Greek Prime Minister Alexis Tsipras, whose country has been at the center of the region’s debt crisis and seen the arrival of hundreds of thousands of migrants, mostly from Turkey, over the a year ago said things can not continue as they are. Hollande and Merkel also admitted that unemployment levels remain high and noted the need to bolster growth and employment though increased investments.
The final statement from the summit, the Bratislava Statement, said that “although one country has made a decision to leave it, the European Union remains indispensable”. But Merkel also said she now accepted their argument for “flexible solidarity”, by which they could help in the migrant crisis in ways other than by taking refugees in.
The refugee emergency has been specifically divisive.
“Concerning the freedom of movement of workers and of persons. we are sticking to that position and this is not a game between prime ministers leaving and prime ministers remaining, this is about people in Europe”, Juncker said.
Hollande is trailing in the polls ahead of next May’s French presidential elections. Other EU nations committed extra equipment and personnel.
While the message from the European Union was that free movement of people in Europe would remain, the main item on the agenda was migration from outside the bloc.
Though Greece may have secured its euro future previous year after its third global bailout, it’s still struggling to deliver on its promises to creditors.
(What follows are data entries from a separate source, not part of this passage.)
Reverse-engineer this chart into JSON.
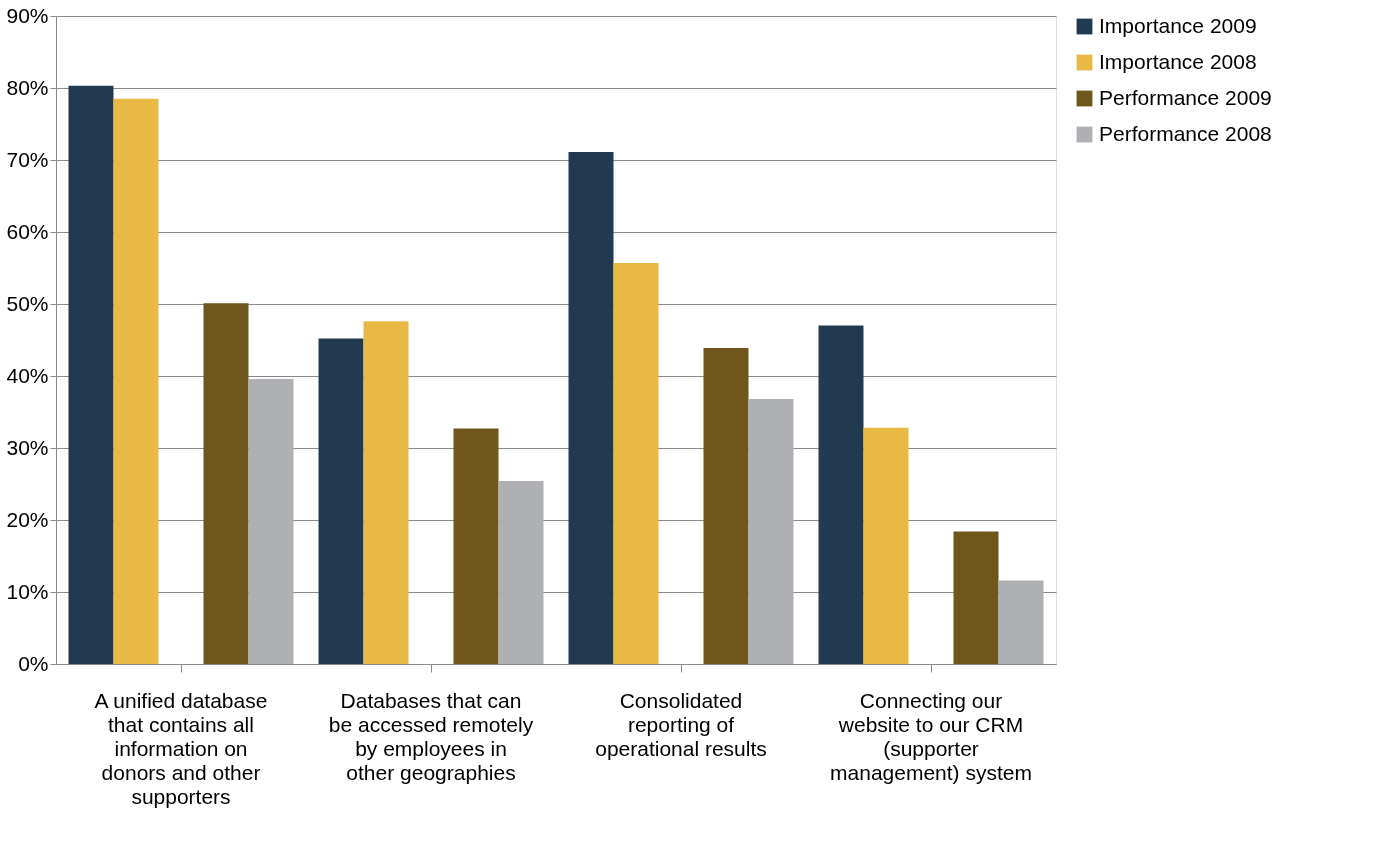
{
  "chart_data": {
    "type": "bar",
    "categories": [
      "A unified database that contains all information on donors and other supporters",
      "Databases that can be accessed remotely by employees in other geographies",
      "Consolidated reporting of operational results",
      "Connecting our website to our CRM (supporter management) system"
    ],
    "series": [
      {
        "name": "Importance 2009",
        "color": "#223a4f",
        "values": [
          80.3,
          45.2,
          71.1,
          47.0
        ]
      },
      {
        "name": "Importance 2008",
        "color": "#e8b945",
        "values": [
          78.5,
          47.6,
          55.7,
          32.8
        ]
      },
      {
        "name": "Performance 2009",
        "color": "#6e561c",
        "values": [
          50.1,
          32.7,
          43.9,
          18.4
        ]
      },
      {
        "name": "Performance 2008",
        "color": "#aeb0b4",
        "values": [
          39.6,
          25.4,
          36.8,
          11.6
        ]
      }
    ],
    "ylim": [
      0,
      90
    ],
    "yticks": [
      {
        "value": 0,
        "label": "0%"
      },
      {
        "value": 10,
        "label": "10%"
      },
      {
        "value": 20,
        "label": "20%"
      },
      {
        "value": 30,
        "label": "30%"
      },
      {
        "value": 40,
        "label": "40%"
      },
      {
        "value": 50,
        "label": "50%"
      },
      {
        "value": 60,
        "label": "60%"
      },
      {
        "value": 70,
        "label": "70%"
      },
      {
        "value": 80,
        "label": "80%"
      },
      {
        "value": 90,
        "label": "90%"
      }
    ],
    "grid": "y",
    "legend": "right"
  }
}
But it is still struggling to deliver on its promises to creditors.
“I asked them not to do this anymore because the nation-states can not accept it”, he said.
Speaking about his meeting with the PM, Mr Tusk told a summit press conference: “Prime Minister May was very open and honest with me”. How to deal with the euro’s problems remains divisive – on one-side pro-austerity countries led by Germany, on the other more socially-minded governments.
He said that without Germany imposing a firm ceiling on the number of immigrants it is willing to take in, a “suction effect” would continue to draw masses to Europe.
Dutch Prime Minister Mark Rutte, whose country was one of the EU’s founders, insisted internal quarrels were not new. When we started with six nations, they were there too.